I was six years old on November 22, 1963. I’m older now than John F. Kennedy was on that day, but it remains, in many ways, the fulcrum on which my life pivots.
It’s hard for younger people to understand—awkward, out of balance, that my life should be bisected so unevenly: half a dozen years for Act I, half a century and counting for Act II. But my generation understands.
So, I imagine, would those who were children on June 28, 1914, when another public figure, riding in an open car with his wife, was shot by an assassin. For those children, the world before Archduke Franz Ferdinand was slain was one thing. The world that came after, another one entirely.
And so it is with us.
I can’t be objective about JFK, either as a man or a public figure. I’ve tried. I’ve studied his life and presidency; he seems to me to have been an ambitious, rather callow young man to whom high office added stature and gravitas. He rose to the demands of the job. But this is not an uncommon phenomenon. It is, among others, Lincoln’s story, too, and Churchill’s.

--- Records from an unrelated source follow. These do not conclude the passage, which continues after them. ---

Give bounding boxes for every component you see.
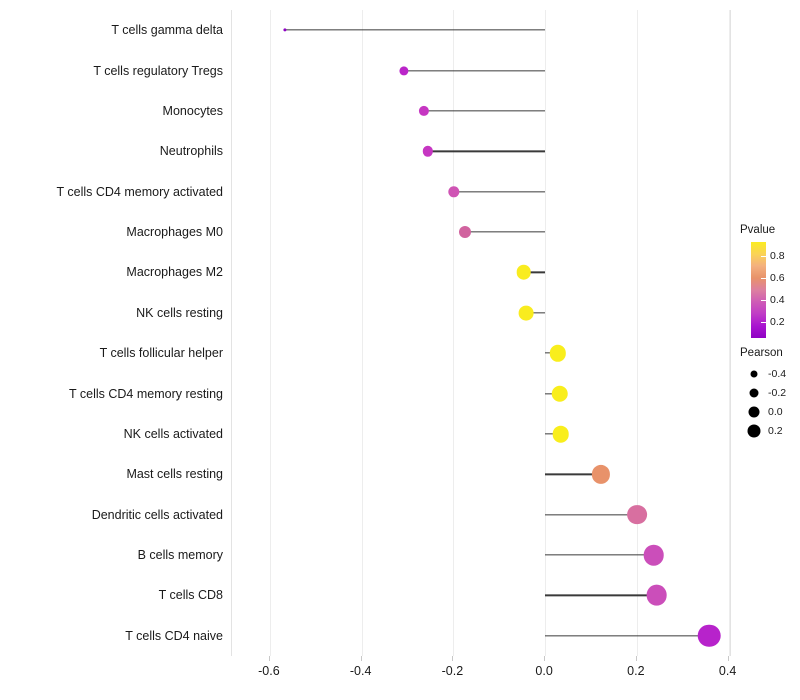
lollipop-dot[interactable] [549,344,567,362]
lollipop-stem [525,312,546,314]
pvalue-color-legend: Pvalue 0.8 0.6 0.4 0.2 [740,224,800,338]
x-tick-label-2: -0.2 [441,664,464,678]
x-tick-label-3: 0.0 [535,664,553,678]
lollipop-stem [284,29,546,31]
x-axis: -0.6 -0.4 -0.2 0.0 0.2 0.4 [231,656,736,696]
y-axis-label-2: Monocytes [162,103,223,118]
pearson-size-legend: Pearson -0.4 -0.2 0.0 0.2 [740,347,800,441]
pvalue-colorbar-label-2: 0.4 [770,293,785,306]
pearson-size-dot [749,388,759,398]
pvalue-colorbar-tick-3 [761,322,767,324]
pvalue-colorbar-tick-2 [761,299,767,301]
pvalue-colorbar-wrap: 0.8 0.6 0.4 0.2 [740,241,800,338]
pearson-size-dot [747,424,761,438]
y-axis-label-6: Macrophages M2 [126,265,223,280]
pvalue-colorbar-label-1: 0.6 [770,271,785,284]
lollipop-dot[interactable] [458,226,471,239]
pearson-size-dot [750,370,758,378]
pvalue-legend-title: Pvalue [740,224,776,236]
lollipop-dot[interactable] [399,65,409,76]
gridline-x-5 [728,10,730,656]
y-axis-label-9: T cells CD4 memory resting [69,386,223,401]
x-tick-label-5: 0.4 [718,664,737,678]
lollipop-dot[interactable] [646,585,667,606]
lollipop-dot[interactable] [418,105,429,117]
x-tick-mark-4 [635,656,637,661]
lollipop-dot[interactable] [518,305,534,321]
x-tick-mark-1 [360,656,362,661]
pearson-size-entry-3: 0.2 [740,422,800,441]
y-axis-label-0: T cells gamma delta [111,22,223,37]
lollipop-stem [453,191,546,193]
y-axis-label-14: T cells CD8 [158,588,223,603]
lollipop-stem [545,473,602,475]
y-axis-label-15: T cells CD4 naive [125,628,223,643]
pvalue-colorbar-label-3: 0.2 [770,315,785,328]
pearson-size-label: -0.4 [768,367,787,380]
y-axis-label-13: B cells memory [137,547,223,562]
lollipop-dot[interactable] [552,425,569,443]
gridline-x-0 [269,10,271,656]
plot-panel [231,10,731,656]
gridline-x-4 [636,10,638,656]
lollipop-dot[interactable] [627,504,648,525]
pearson-size-entry-0: -0.4 [740,365,800,384]
pearson-size-entry-1: -0.2 [740,384,800,403]
y-axis-label-4: T cells CD4 memory activated [56,184,224,199]
y-axis-labels: T cells gamma delta T cells regulatory Tr… [0,10,224,656]
pearson-legend-title: Pearson [740,347,783,359]
lollipop-dot[interactable] [591,465,611,484]
y-axis-label-12: Dendritic cells activated [91,507,223,522]
pvalue-colorbar-tick-0 [761,255,767,257]
y-axis-label-7: NK cells resting [136,305,223,320]
pvalue-colorbar-label-0: 0.8 [770,249,785,262]
lollipop-stem [523,271,546,274]
pvalue-colorbar-tick-1 [761,277,767,279]
pearson-size-label: 0.0 [768,405,783,418]
x-tick-mark-0 [268,656,270,661]
lollipop-dot[interactable] [551,385,569,402]
pearson-size-label: 0.2 [768,424,783,437]
lollipop-stem [427,150,546,152]
lollipop-dot[interactable] [282,28,287,32]
x-tick-label-0: -0.6 [258,664,280,678]
lollipop-dot[interactable] [643,544,665,566]
lollipop-stem [545,554,654,556]
x-tick-mark-2 [452,656,454,661]
x-tick-mark-3 [544,656,546,661]
x-tick-label-1: -0.4 [349,664,372,678]
pvalue-colorbar [751,241,766,338]
lollipop-dot[interactable] [448,185,460,198]
gridline-x-2 [453,10,455,656]
lollipop-stem [545,594,657,597]
lollipop-stem [545,635,710,637]
y-axis-label-8: T cells follicular helper [99,345,223,360]
y-axis-label-5: Macrophages M0 [126,224,223,239]
y-axis-label-10: NK cells activated [123,426,223,441]
pearson-size-entry-2: 0.0 [740,403,800,422]
y-axis-label-1: T cells regulatory Tregs [93,63,223,78]
pearson-size-entries: -0.4 -0.2 0.0 0.2 [740,365,800,441]
pearson-size-label: -0.2 [768,386,787,399]
lollipop-stem [464,231,546,233]
y-axis-label-11: Mast cells resting [126,467,223,482]
gridline-x-3 [545,10,547,656]
y-axis-label-3: Neutrophils [159,144,223,159]
x-tick-label-4: 0.2 [627,664,645,678]
lollipop-stem [423,110,546,112]
lollipop-dot[interactable] [422,146,433,157]
gridline-x-1 [361,10,363,656]
lollipop-dot[interactable] [516,265,531,280]
lollipop-dot[interactable] [698,624,721,648]
pearson-size-dot [748,406,760,418]
x-tick-mark-5 [727,656,729,661]
lollipop-stem [545,514,638,516]
lollipop-stem [403,69,546,72]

And anyway, that’s not what sears him into my DNA…what has left him indelibly etched on our culture. What he represented—especially as the first of a generation of leaders for whom the Second World War was history, not biography—was the triumph of order, of chronology…of a narrative of progress and achievement. His death—a random, senseless, meaningless act—not only ended that narrative; it rewound and erased it. What followed was cynicism, and anxiety, and uncertainty.
On November 21, 1963, I spent my last day in a different world. Since November 23, 1963, I’ve lived in this one.
But I still remember. And if I live long enough for my aged mind to fragment and fall apart, that will be the last bit to cohere.